Ahmed, Nasir, T. Natarajan, and K. R. Rao. 1974. Discrete Cosine Transform. IEEE Transactions on Computers, (C-23)90–93.
Lefebvre, Henri. 2004. Rhythmanalysis: Space, Time and Everyday Life. Trans. Stuart Elden, and Gerald Moore. London: Continuum

Notes

The DCT method derives a coefficient value for any particular frequency by calculating the expected or idealised cosine value at that particular point on the horizontal axis (time in this case) multiplied by the actual data value. The results of these multiplications are then added together to give the coefficient for that cosine frequency. A higher value (plus or minus) coefficient indicates which frequencies contribute more to the original data sequence.
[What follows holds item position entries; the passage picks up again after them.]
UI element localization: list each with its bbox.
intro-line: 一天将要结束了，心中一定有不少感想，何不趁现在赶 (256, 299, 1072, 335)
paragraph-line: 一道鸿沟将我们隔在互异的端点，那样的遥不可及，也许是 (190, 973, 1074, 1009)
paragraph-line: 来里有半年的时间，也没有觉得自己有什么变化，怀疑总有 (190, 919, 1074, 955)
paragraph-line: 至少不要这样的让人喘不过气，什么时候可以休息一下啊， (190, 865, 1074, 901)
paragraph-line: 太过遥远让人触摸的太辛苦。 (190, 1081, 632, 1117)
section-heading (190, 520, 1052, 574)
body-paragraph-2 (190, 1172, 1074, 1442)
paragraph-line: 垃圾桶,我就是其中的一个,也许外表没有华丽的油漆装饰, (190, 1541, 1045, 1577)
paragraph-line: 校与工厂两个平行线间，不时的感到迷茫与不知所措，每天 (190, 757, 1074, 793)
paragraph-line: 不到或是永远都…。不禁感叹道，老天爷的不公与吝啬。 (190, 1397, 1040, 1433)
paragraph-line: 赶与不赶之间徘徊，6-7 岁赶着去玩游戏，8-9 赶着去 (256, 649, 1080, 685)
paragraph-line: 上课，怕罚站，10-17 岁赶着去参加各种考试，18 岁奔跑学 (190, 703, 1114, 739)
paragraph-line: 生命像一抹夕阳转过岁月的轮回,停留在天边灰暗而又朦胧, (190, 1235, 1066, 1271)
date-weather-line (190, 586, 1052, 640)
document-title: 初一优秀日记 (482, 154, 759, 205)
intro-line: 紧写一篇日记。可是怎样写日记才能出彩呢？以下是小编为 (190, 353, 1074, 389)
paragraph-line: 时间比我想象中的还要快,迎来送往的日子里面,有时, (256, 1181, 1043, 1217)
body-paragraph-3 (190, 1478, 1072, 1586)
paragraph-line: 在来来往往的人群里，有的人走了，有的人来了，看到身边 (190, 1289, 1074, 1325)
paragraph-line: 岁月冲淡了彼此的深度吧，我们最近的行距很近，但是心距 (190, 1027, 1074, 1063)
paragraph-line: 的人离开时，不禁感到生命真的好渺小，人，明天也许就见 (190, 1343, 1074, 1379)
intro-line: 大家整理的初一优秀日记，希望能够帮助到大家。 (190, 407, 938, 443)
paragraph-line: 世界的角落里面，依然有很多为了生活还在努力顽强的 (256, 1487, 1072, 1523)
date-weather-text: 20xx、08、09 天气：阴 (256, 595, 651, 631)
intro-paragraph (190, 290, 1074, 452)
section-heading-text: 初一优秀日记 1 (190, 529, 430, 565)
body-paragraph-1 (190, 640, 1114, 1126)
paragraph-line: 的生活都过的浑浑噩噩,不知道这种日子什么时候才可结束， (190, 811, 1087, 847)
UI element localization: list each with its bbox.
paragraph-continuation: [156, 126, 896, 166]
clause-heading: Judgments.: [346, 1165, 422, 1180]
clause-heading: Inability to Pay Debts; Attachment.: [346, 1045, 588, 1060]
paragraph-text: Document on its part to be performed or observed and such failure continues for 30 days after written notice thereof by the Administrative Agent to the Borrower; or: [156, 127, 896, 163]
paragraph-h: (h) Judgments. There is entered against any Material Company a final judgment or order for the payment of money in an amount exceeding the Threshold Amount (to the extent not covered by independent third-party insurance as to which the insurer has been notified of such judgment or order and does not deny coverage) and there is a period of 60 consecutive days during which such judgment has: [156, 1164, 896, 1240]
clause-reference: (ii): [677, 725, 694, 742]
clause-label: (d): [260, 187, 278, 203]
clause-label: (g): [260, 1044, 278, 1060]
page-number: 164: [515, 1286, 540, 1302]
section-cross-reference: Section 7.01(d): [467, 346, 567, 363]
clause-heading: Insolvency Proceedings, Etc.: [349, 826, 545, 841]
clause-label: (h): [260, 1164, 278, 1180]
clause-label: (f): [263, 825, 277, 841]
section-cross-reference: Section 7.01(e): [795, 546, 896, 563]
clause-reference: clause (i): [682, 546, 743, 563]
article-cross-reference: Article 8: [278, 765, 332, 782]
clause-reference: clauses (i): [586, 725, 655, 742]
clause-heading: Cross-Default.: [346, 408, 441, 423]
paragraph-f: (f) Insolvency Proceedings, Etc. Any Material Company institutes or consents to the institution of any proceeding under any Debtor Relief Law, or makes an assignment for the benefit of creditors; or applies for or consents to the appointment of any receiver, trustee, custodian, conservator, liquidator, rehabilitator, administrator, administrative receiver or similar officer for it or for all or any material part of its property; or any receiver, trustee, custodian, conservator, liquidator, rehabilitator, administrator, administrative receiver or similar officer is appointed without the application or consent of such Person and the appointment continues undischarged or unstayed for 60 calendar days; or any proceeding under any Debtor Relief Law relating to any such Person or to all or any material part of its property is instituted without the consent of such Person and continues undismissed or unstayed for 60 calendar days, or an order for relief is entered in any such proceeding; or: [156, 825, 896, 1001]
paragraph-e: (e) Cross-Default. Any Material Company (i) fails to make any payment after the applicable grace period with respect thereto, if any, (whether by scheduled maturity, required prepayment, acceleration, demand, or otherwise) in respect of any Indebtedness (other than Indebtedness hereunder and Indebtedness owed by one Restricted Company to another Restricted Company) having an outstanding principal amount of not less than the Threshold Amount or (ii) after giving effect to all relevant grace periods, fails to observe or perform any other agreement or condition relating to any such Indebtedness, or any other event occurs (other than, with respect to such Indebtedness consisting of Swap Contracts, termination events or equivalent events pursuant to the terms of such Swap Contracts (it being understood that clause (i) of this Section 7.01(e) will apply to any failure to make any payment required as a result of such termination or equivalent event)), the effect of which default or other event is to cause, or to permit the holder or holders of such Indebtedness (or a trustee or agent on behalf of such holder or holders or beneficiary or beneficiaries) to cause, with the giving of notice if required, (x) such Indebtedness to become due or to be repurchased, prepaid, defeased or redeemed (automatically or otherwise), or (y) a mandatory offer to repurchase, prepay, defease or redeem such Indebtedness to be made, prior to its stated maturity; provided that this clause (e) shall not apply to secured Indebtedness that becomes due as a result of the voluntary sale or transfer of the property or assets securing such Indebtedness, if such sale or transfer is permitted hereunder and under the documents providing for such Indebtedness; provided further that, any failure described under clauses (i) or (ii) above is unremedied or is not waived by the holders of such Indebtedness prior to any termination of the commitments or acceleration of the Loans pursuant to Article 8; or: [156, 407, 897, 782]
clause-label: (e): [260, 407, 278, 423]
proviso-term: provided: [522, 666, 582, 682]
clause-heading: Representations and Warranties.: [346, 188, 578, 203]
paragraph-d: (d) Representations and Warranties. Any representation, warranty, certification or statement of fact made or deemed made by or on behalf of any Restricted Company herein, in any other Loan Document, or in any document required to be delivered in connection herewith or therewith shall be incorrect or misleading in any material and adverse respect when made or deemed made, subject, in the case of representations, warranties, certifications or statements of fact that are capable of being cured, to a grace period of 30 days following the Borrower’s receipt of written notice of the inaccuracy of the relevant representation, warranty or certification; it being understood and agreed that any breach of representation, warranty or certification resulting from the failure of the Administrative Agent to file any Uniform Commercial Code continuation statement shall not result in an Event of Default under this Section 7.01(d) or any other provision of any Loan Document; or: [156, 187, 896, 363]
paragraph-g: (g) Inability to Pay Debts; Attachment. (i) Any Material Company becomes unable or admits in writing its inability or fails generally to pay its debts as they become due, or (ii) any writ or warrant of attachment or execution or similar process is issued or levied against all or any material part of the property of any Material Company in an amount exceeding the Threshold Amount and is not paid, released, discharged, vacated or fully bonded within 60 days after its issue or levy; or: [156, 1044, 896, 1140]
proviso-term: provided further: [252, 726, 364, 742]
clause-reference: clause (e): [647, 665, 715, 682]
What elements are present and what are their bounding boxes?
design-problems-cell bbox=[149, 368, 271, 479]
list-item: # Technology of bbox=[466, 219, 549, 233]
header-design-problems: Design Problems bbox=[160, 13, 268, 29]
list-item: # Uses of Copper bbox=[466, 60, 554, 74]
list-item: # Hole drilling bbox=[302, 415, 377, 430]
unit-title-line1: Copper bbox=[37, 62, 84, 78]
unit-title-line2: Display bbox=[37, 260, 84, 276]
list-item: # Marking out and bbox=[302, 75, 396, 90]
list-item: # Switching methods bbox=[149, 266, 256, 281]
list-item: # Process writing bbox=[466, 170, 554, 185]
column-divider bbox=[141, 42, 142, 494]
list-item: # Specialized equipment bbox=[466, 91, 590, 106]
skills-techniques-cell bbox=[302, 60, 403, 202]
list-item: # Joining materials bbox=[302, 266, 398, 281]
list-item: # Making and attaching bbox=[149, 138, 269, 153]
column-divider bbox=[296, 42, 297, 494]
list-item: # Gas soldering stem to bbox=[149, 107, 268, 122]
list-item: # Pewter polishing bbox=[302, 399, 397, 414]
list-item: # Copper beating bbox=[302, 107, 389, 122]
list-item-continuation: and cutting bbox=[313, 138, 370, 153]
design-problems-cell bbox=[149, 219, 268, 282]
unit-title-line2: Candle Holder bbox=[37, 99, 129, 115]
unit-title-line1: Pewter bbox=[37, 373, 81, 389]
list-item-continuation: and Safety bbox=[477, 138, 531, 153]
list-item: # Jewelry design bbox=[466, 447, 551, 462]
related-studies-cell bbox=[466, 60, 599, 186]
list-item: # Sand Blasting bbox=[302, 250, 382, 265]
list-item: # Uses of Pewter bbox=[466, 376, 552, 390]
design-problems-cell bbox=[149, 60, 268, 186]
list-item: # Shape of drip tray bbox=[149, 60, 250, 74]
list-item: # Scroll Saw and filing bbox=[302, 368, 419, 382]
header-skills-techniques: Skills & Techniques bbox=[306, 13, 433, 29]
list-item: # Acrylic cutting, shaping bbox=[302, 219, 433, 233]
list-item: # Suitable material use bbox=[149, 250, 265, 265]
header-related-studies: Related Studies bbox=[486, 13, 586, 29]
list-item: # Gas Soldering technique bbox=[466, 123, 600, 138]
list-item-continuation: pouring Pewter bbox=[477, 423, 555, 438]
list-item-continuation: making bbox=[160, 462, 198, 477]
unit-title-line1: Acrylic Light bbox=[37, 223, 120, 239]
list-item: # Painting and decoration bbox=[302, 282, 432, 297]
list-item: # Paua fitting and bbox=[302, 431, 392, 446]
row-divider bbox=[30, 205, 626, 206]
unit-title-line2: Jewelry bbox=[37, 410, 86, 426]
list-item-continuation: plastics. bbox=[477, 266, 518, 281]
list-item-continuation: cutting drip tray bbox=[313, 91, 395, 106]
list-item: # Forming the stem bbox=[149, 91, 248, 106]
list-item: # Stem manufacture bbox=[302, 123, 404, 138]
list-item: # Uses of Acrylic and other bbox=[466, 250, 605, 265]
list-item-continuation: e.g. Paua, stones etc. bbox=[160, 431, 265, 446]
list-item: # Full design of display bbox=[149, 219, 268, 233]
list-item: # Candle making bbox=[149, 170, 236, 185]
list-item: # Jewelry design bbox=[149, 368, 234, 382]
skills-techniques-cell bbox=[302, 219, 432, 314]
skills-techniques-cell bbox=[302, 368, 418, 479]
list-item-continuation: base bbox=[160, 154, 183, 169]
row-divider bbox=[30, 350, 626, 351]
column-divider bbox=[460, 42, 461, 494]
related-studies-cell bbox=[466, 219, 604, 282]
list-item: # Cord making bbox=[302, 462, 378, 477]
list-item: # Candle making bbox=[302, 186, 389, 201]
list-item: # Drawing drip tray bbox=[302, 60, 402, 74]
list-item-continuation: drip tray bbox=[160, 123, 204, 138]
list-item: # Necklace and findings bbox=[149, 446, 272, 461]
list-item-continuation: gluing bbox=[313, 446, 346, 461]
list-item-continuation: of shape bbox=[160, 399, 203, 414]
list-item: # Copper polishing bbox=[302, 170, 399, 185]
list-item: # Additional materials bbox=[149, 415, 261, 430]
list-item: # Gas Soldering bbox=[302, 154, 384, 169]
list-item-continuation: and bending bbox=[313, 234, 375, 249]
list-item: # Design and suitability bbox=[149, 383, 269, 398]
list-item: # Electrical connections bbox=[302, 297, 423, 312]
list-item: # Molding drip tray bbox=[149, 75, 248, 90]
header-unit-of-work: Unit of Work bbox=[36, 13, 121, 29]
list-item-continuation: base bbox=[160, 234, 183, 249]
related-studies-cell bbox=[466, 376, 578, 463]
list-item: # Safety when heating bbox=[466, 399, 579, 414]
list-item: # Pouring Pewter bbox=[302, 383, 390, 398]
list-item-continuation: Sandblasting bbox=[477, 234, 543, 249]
If the numbers of cases are sampled, (e.g. once a week but not averaged) then the CDT method could be used to predict (i.e. interpolate the missing values). Prediction (i.e. extrapolation) beyond the range (in this case 29 days) is much less reliable as the method assumes the data values will oscillate, i.e. exhibit periodicity. Extrapolating the cosine curves above would miss out on growth in the data values beyond the range of the horizontal axis. For that kind of prediction, something like the exponential curve generated from a rate of infection would be more useful. See post Living with virions [and R0].
Google searches foreground DCT as a filtering mechanism for image compression, but the original paper by Ahmed et al presents it as a means to recognising patterns in data: “the DCT can be used in the area of image processing for the purposes of feature selection in pattern recognition; and scalar-type Wiener filtering” (93)
I tested my proposition above that the more cosine curves of increasing frequency you test against the original data, the more likely you are to capture all the bumps and dips of the original data curve. I tried this and it seemed not to add greater accuracy. The method seems to work best across a set of relatively smooth data, as seen across 8 pixels on a digital photo image. Hence, the applicability of DCT to image compression.